I’m here to not-so-gently say: get over it and figure out how to stop using plastic bags.
Here’s why: did you know the amount of energy required to make 12 plastic shopping bags could drive a car for a mile? (source: EPI)
Of if that doesn’t mean anything, consider how plastic bags are actually costing you money. “Some urban communities spend over $1 million annually to remove litter, and plastic bags are a big part of the problem.” (source: EPA) That money comes out of your taxes.
Plus, you know, all that microplastic is breaking down and getting into everything we source from the sea. (Mmm.)
Is it really worth it to have a bit of convenience?
Because really, with just a few very minor tweaks, you could eliminate a huge toll on our environment. Here are four (really – just four!) categories to consider bringing on your next shopping trip:
Large cloth bags…
… in place of plastic bags.
The easy, simple solution to saying no to plastic bags. Bring some cloth bags (ones you can get for free at just about any event, DIY, or even these simple cotton ones*) I somehow manage to never have enough of them, but they are a staple!
Some people argue that cloth bags end up being more wasteful when you consider sourcing the raw materials, production, and transportation costs… which is true, to a point. This report states that:
a cotton bag would need to reused every day for a year before it offset the environmental impact of one plastic bag. A canvas tote bag? 171 reuses to break even.
But really? That’s not as apocalyptically bad as some people try to claim. I’ve had the same 6 bags for several years. If you commit to collecting a few tote bags and using them for ages, you’re good to go.
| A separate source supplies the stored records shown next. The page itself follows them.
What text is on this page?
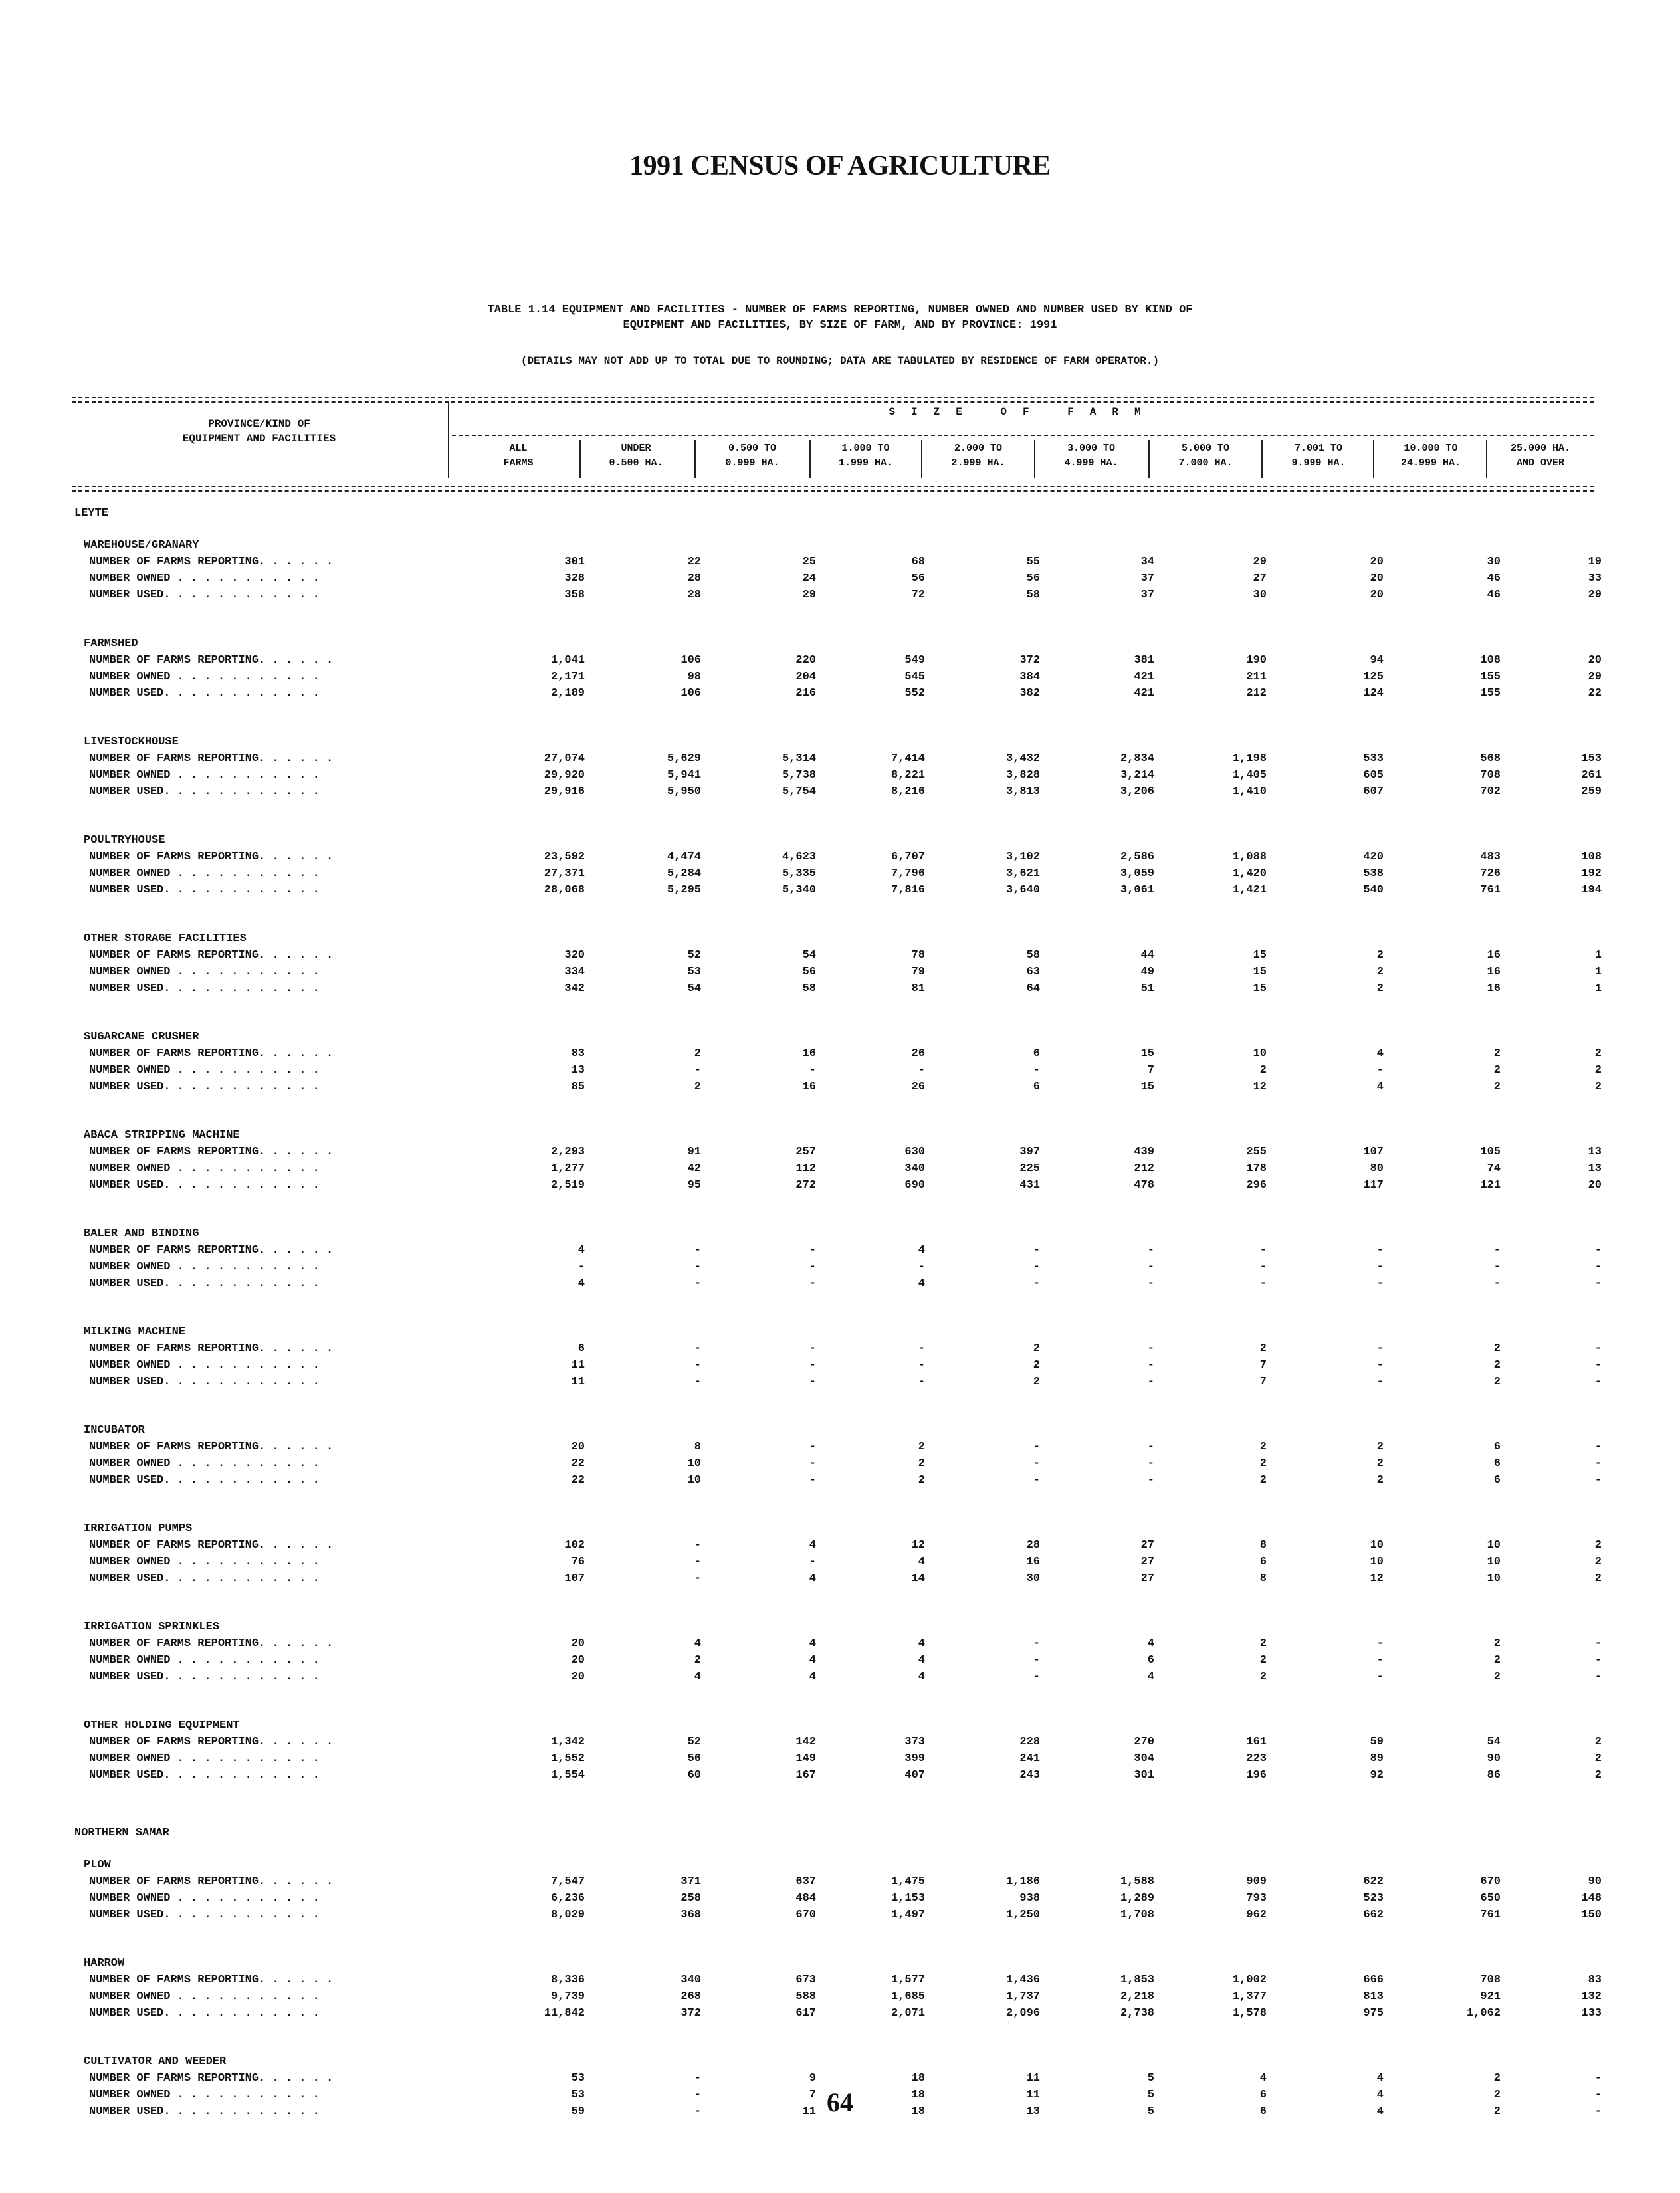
1991 CENSUS OF AGRICULTURE
TABLE 1.14 EQUIPMENT AND FACILITIES - NUMBER OF FARMS REPORTING, NUMBER OWNED AND NUMBER USED BY KIND OF
EQUIPMENT AND FACILITIES, BY SIZE OF FARM, AND BY PROVINCE: 1991
(DETAILS MAY NOT ADD UP TO TOTAL DUE TO ROUNDING; DATA ARE TABULATED BY RESIDENCE OF FARM OPERATOR.)
PROVINCE/KIND OF
EQUIPMENT AND FACILITIES
SIZE OF FARM
ALL
FARMS
UNDER
0.500 HA.
0.500 TO
0.999 HA.
1.000 TO
1.999 HA.
2.000 TO
2.999 HA.
3.000 TO
4.999 HA.
5.000 TO
7.000 HA.
7.001 TO
9.999 HA.
10.000 TO
24.999 HA.
25.000 HA.
AND OVER
LEYTE
WAREHOUSE/GRANARY
NUMBER OF FARMS REPORTING. . . . . .	301	22	25	68	55	34	29	20	30	19
NUMBER OWNED . . . . . . . . . . .	328	28	24	56	56	37	27	20	46	33
NUMBER USED. . . . . . . . . . . .	358	28	29	72	58	37	30	20	46	29
FARMSHED
NUMBER OF FARMS REPORTING. . . . . .	1,041	106	220	549	372	381	190	94	108	20
NUMBER OWNED . . . . . . . . . . .	2,171	98	204	545	384	421	211	125	155	29
NUMBER USED. . . . . . . . . . . .	2,189	106	216	552	382	421	212	124	155	22
LIVESTOCKHOUSE
NUMBER OF FARMS REPORTING. . . . . .	27,074	5,629	5,314	7,414	3,432	2,834	1,198	533	568	153
NUMBER OWNED . . . . . . . . . . .	29,920	5,941	5,738	8,221	3,828	3,214	1,405	605	708	261
NUMBER USED. . . . . . . . . . . .	29,916	5,950	5,754	8,216	3,813	3,206	1,410	607	702	259
POULTRYHOUSE
NUMBER OF FARMS REPORTING. . . . . .	23,592	4,474	4,623	6,707	3,102	2,586	1,088	420	483	108
NUMBER OWNED . . . . . . . . . . .	27,371	5,284	5,335	7,796	3,621	3,059	1,420	538	726	192
NUMBER USED. . . . . . . . . . . .	28,068	5,295	5,340	7,816	3,640	3,061	1,421	540	761	194
OTHER STORAGE FACILITIES
NUMBER OF FARMS REPORTING. . . . . .	320	52	54	78	58	44	15	2	16	1
NUMBER OWNED . . . . . . . . . . .	334	53	56	79	63	49	15	2	16	1
NUMBER USED. . . . . . . . . . . .	342	54	58	81	64	51	15	2	16	1
SUGARCANE CRUSHER
NUMBER OF FARMS REPORTING. . . . . .	83	2	16	26	6	15	10	4	2	2
NUMBER OWNED . . . . . . . . . . .	13	-	-	-	-	7	2	-	2	2
NUMBER USED. . . . . . . . . . . .	85	2	16	26	6	15	12	4	2	2
ABACA STRIPPING MACHINE
NUMBER OF FARMS REPORTING. . . . . .	2,293	91	257	630	397	439	255	107	105	13
NUMBER OWNED . . . . . . . . . . .	1,277	42	112	340	225	212	178	80	74	13
NUMBER USED. . . . . . . . . . . .	2,519	95	272	690	431	478	296	117	121	20
BALER AND BINDING
NUMBER OF FARMS REPORTING. . . . . .	4	-	-	4	-	-	-	-	-	-
NUMBER OWNED . . . . . . . . . . .	-	-	-	-	-	-	-	-	-	-
NUMBER USED. . . . . . . . . . . .	4	-	-	4	-	-	-	-	-	-
MILKING MACHINE
NUMBER OF FARMS REPORTING. . . . . .	6	-	-	-	2	-	2	-	2	-
NUMBER OWNED . . . . . . . . . . .	11	-	-	-	2	-	7	-	2	-
NUMBER USED. . . . . . . . . . . .	11	-	-	-	2	-	7	-	2	-
INCUBATOR
NUMBER OF FARMS REPORTING. . . . . .	20	8	-	2	-	-	2	2	6	-
NUMBER OWNED . . . . . . . . . . .	22	10	-	2	-	-	2	2	6	-
NUMBER USED. . . . . . . . . . . .	22	10	-	2	-	-	2	2	6	-
IRRIGATION PUMPS
NUMBER OF FARMS REPORTING. . . . . .	102	-	4	12	28	27	8	10	10	2
NUMBER OWNED . . . . . . . . . . .	76	-	-	4	16	27	6	10	10	2
NUMBER USED. . . . . . . . . . . .	107	-	4	14	30	27	8	12	10	2
IRRIGATION SPRINKLES
NUMBER OF FARMS REPORTING. . . . . .	20	4	4	4	-	4	2	-	2	-
NUMBER OWNED . . . . . . . . . . .	20	2	4	4	-	6	2	-	2	-
NUMBER USED. . . . . . . . . . . .	20	4	4	4	-	4	2	-	2	-
OTHER HOLDING EQUIPMENT
NUMBER OF FARMS REPORTING. . . . . .	1,342	52	142	373	228	270	161	59	54	2
NUMBER OWNED . . . . . . . . . . .	1,552	56	149	399	241	304	223	89	90	2
NUMBER USED. . . . . . . . . . . .	1,554	60	167	407	243	301	196	92	86	2
NORTHERN SAMAR
PLOW
NUMBER OF FARMS REPORTING. . . . . .	7,547	371	637	1,475	1,186	1,588	909	622	670	90
NUMBER OWNED . . . . . . . . . . .	6,236	258	484	1,153	938	1,289	793	523	650	148
NUMBER USED. . . . . . . . . . . .	8,029	368	670	1,497	1,250	1,708	962	662	761	150
HARROW
NUMBER OF FARMS REPORTING. . . . . .	8,336	340	673	1,577	1,436	1,853	1,002	666	708	83
NUMBER OWNED . . . . . . . . . . .	9,739	268	588	1,685	1,737	2,218	1,377	813	921	132
NUMBER USED. . . . . . . . . . . .	11,842	372	617	2,071	2,096	2,738	1,578	975	1,062	133
CULTIVATOR AND WEEDER
NUMBER OF FARMS REPORTING. . . . . .	53	-	9	18	11	5	4	4	2	-
NUMBER OWNED . . . . . . . . . . .	53	-	7	18	11	5	6	4	2	-
NUMBER USED. . . . . . . . . . . .	59	-	11	18	13	5	6	4	2	-
64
Because really, you should not be throwing out tote bags left and right.
Mesh produce bags…
… in place of plastic produce bags.
Super handy to toss loose produce or larger bulk items (like chocolate-covered fruits… mmm), I really like these mesh produce bags* I’ve had for about a year or so. They’re so light I don’t even bother to count their tare weight since it wouldn’t add much. (I sewed my own from lace curtains but it’s quite heavy so I usually only use them for produce that’s cost per item, not weight.)
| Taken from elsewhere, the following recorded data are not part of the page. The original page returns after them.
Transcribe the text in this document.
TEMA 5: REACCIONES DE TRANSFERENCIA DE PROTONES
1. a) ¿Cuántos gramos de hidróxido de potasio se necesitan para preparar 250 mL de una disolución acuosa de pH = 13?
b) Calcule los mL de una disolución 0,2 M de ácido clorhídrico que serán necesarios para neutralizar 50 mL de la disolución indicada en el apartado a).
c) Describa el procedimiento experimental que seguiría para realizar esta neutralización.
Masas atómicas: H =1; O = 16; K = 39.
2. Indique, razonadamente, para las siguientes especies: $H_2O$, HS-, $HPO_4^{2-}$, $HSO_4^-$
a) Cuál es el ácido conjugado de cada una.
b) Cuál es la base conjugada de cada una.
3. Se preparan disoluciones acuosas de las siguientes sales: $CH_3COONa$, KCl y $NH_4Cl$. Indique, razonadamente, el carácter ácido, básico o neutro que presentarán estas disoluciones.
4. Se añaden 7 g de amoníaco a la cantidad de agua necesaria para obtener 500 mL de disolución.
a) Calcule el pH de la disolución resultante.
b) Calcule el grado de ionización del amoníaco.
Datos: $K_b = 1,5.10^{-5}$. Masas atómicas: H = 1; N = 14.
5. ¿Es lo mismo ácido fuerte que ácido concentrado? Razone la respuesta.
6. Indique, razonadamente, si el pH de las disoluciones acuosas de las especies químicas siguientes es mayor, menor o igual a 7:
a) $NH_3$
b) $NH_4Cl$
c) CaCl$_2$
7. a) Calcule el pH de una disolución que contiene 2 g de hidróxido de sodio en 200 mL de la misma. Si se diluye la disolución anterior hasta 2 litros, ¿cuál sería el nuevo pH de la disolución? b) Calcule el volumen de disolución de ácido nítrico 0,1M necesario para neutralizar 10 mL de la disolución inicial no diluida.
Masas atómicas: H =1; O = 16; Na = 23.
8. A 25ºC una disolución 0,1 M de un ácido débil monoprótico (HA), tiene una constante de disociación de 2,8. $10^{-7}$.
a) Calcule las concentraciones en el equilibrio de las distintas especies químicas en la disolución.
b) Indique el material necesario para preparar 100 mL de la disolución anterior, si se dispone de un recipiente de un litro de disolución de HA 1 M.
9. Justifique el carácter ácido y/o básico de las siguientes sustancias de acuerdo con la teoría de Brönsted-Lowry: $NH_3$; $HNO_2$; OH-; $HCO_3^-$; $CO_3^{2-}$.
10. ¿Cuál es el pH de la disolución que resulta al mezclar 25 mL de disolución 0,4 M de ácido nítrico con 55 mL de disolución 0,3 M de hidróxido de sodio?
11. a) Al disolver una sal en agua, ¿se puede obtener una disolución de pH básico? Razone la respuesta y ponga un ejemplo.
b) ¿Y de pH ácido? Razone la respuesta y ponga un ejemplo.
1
I will probably consider buying some 100% cotton produce when these eventually start getting holey, but for now they work wonders. I simply toss them in with the laundry every once and a while to clean them up and they’re good to go!
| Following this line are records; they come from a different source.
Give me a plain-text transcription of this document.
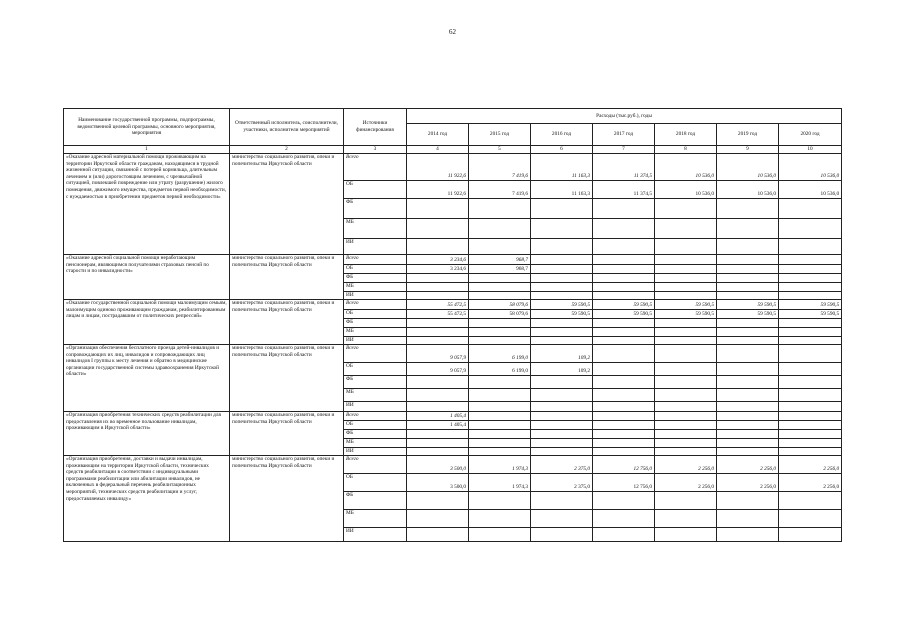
62
Наименование государственной программы, подпрограммы, ведомственной целевой программы, основного мероприятия, мероприятия	Ответственный исполнитель, соисполнители, участники, исполнители мероприятий	Источники финансирования	Расходы (тыс.руб.), годы						
			2014 год	2015 год	2016 год	2017 год	2018 год	2019 год	2020 год
1	2	3	4	5	6	7	8	9	10
«Оказание адресной материальной помощи проживающим на территории Иркутской области гражданам, находящимся в трудной жизненной ситуации, связанной с потерей кормильца, длительным лечением и (или) дорогостоящим лечением, с чрезвычайной ситуацией, повлекшей повреждение или утрату (разрушение) жилого помещения, движимого имущества, предметов первой необходимости, с нуждаемостью в приобретении предметов первой необходимости»	министерство социального развития, опеки и попечительства Иркутской области	Всего	11 922,6	7 419,6	11 163,3	11 374,5	10 536,0	10 536,0	10 536,0
		ОБ	11 922,6	7 419,6	11 163,3	11 374,5	10 536,0	10 536,0	10 536,0
		ФБ							
		МБ							
		ИИ							
«Оказание адресной социальной помощи неработающим пенсионерам, являющимся получателями страховых пенсий по старости и по инвалидности»	министерство социального развития, опеки и попечительства Иркутской области	Всего	3 234,6	968,7					
		ОБ	3 234,6	968,7					
		ФБ							
		МБ							
		ИИ							
«Оказание государственной социальной помощи малоимущим семьям, малоимущим одиноко проживающим гражданам, реабилитированным лицам и лицам, пострадавшим от политических репрессий»	министерство социального развития, опеки и попечительства Иркутской области	Всего	55 472,5	58 079,6	59 590,5	59 590,5	59 590,5	59 590,5	59 590,5
		ОБ	55 472,5	58 079,6	59 590,5	59 590,5	59 590,5	59 590,5	59 590,5
		ФБ							
		МБ							
		ИИ							
«Организация обеспечения бесплатного проезда детей-инвалидов и сопровождающих их лиц, инвалидов и сопровождающих лиц инвалидов I группы к месту лечения и обратно в медицинские организации государственной системы здравоохранения Иркутской области»	министерство социального развития, опеки и попечительства Иркутской области	Всего	9 057,9	6 199,0	109,2				
		ОБ	9 057,9	6 199,0	109,2				
		ФБ							
		МБ							
		ИИ							
«Организация приобретения технических средств реабилитации для предоставления их во временное пользование инвалидам, проживающим в Иркутской области»	министерство социального развития, опеки и попечительства Иркутской области	Всего	1 405,4						
		ОБ	1 405,4						
		ФБ							
		МБ							
		ИИ							
«Организация приобретения, доставки и выдачи инвалидам, проживающим на территории Иркутской области, технических средств реабилитации в соответствии с индивидуальными программами реабилитации или абилитации инвалидов, не включенных в федеральный перечень реабилитационных мероприятий, технических средств реабилитации и услуг, предоставляемых инвалиду»	министерство социального развития, опеки и попечительства Иркутской области	Всего	3 500,0	1 974,3	2 375,0	12 756,0	2 256,0	2 256,0	2 256,0
		ОБ	3 500,0	1 974,3	2 375,0	12 756,0	2 256,0	2 256,0	2 256,0
		ФБ							
		МБ							
		ИИ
… in place of plastic containers or more small plastic bags!
This is kind of next level for some people, I know. Something about weighing the jars makes people nervous – I get it! But glass jars can be a great way to transport bulk liquids (oils, nut butters, shampoo) or fine bulk items (flours, grains, etc) without issue.
If you’re in Indy, Fresh Thyme is a great place to start because they have electronic scales in the bulk section to weigh your containers without having to ask someone! Check out this post for tons of bulk shopping options in Indy.
I have two sizes that I regularly bring with me – 12 and 24 oz jars – that are all identical. That makes the tare weight (ie. the weight of the container before putting stuff inside) uniform. I also like to mark the weight with a permanent marker on the bottom to make it easier for the cashier.
On that note, if you live somewhere that people don’t normally bring their own containers, feel perfectly confident in asking the cashier to grab a manager to figure out how to charge you correctly. You got this!
A note-taking app
Whatever app you choose (I use Skriva, which I’m unable to find anywhere online now, but I love how absolutely minimal it is), I’d encourage you to include:
- your grocery list. Duh. Plan ahead – it makes unnecessary, non zero waste items much less likely to magically appear in your cart.
- any PLUs for bulk items. Please don’t be like me the first few times I shopped bulk, where I forgot to write down the codes the cashiers need to charge you for your bulk items. Some people write those numbers on the lids or jars with a washable market, but I find it’s just easier to note it down in the app. Plus, if you have items you buy frequently, you’ll already have it stored and ready, no matter what container you bring.
And that’s it! Zero waste grocery shopping doesn’t have to be an expensive, time-consuming habit. In fact, after a few trips, most of this stuff becomes second nature. Give it a try!
What are your must-haves for going zero waste grocery shopping? Or does the idea intimidate you too much?